International Overdose Awareness Day Is August 31st

International Overdose Awareness Day Is August 31st

The International Overdose Awareness Day honors and remembers those who have lost their lives to an overdose. The occasion is also an opportunity to educate policymakers and the public about a variety of proven solutions, such as ‘911 Good Samaritan’ laws and the life-saving opiate overdose reversal medication, naloxone.


According to the Centers for Disease Control, drug overdose death rates in the US have more than tripled since 1990 and have never been higher. In 2009, more than 37,000 people died from drug overdoses, and many of these deaths were caused by prescription painkiller opiate drugs, such as oxycodone.


“Accidental fatal overdose continues to be a serious problem in the U.S,” said Meghan Ralston of the Drug Policy Alliance, “but organizations like the American Medical Association and the National Association of Drug Diversion Investigators are beginning to come out in support of expanded access to naloxone. It’s a bit of a breakthrough, really, and it’s long overdue. We’re finally seeing a real national shift away from a punitive response to drug overdose to a more health-centered one.”

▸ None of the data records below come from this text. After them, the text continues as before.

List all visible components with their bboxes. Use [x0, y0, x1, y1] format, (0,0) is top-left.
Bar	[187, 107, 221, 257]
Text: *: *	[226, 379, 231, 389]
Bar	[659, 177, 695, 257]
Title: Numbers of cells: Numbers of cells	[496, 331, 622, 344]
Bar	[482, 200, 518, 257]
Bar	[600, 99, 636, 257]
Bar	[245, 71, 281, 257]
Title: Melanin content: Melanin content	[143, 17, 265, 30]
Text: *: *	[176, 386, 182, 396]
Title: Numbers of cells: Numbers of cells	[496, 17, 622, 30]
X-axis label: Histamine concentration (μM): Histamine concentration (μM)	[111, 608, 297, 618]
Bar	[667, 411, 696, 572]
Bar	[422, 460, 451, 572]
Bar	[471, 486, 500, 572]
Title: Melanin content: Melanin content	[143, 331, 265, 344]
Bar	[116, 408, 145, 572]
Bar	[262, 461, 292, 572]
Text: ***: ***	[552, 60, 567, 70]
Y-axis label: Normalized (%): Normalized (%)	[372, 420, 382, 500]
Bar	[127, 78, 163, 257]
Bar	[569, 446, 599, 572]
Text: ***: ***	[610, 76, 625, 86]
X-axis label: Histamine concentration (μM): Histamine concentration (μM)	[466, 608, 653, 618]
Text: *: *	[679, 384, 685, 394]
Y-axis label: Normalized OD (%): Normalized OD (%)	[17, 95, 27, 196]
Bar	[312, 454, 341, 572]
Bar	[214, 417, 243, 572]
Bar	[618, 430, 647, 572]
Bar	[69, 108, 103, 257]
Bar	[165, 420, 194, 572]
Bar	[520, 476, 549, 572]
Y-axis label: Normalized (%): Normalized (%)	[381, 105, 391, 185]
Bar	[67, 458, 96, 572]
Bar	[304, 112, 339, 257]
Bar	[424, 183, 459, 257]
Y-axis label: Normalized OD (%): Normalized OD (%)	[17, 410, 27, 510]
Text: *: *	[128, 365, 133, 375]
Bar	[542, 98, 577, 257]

One health-centered response to overdose receiving national attention in recent months is the ‘911 Good Samaritan’ immunity policy, now passed in nine states including New Mexico, Washington, Colorado, New York, Illinois, Florida, Massachusetts, Rhode Island and Connecticut.  Momentum is growing, as five states passed a 911 Good Samaritan law in 2012 alone. These policies encourage people who are witnessing an overdose to call 911 without fear of arrest for minor drug law violations. Parents say this common sense law should be replicated across the country.


International Overdose Awareness Day was initiated by the Salvation Army in Australia in 2001. The day is an opportunity for people around the world to publicly mourn loved ones and send a strong message to current and former drug users that their lives are valued and that no one should ever die from a preventable fatal drug overdose.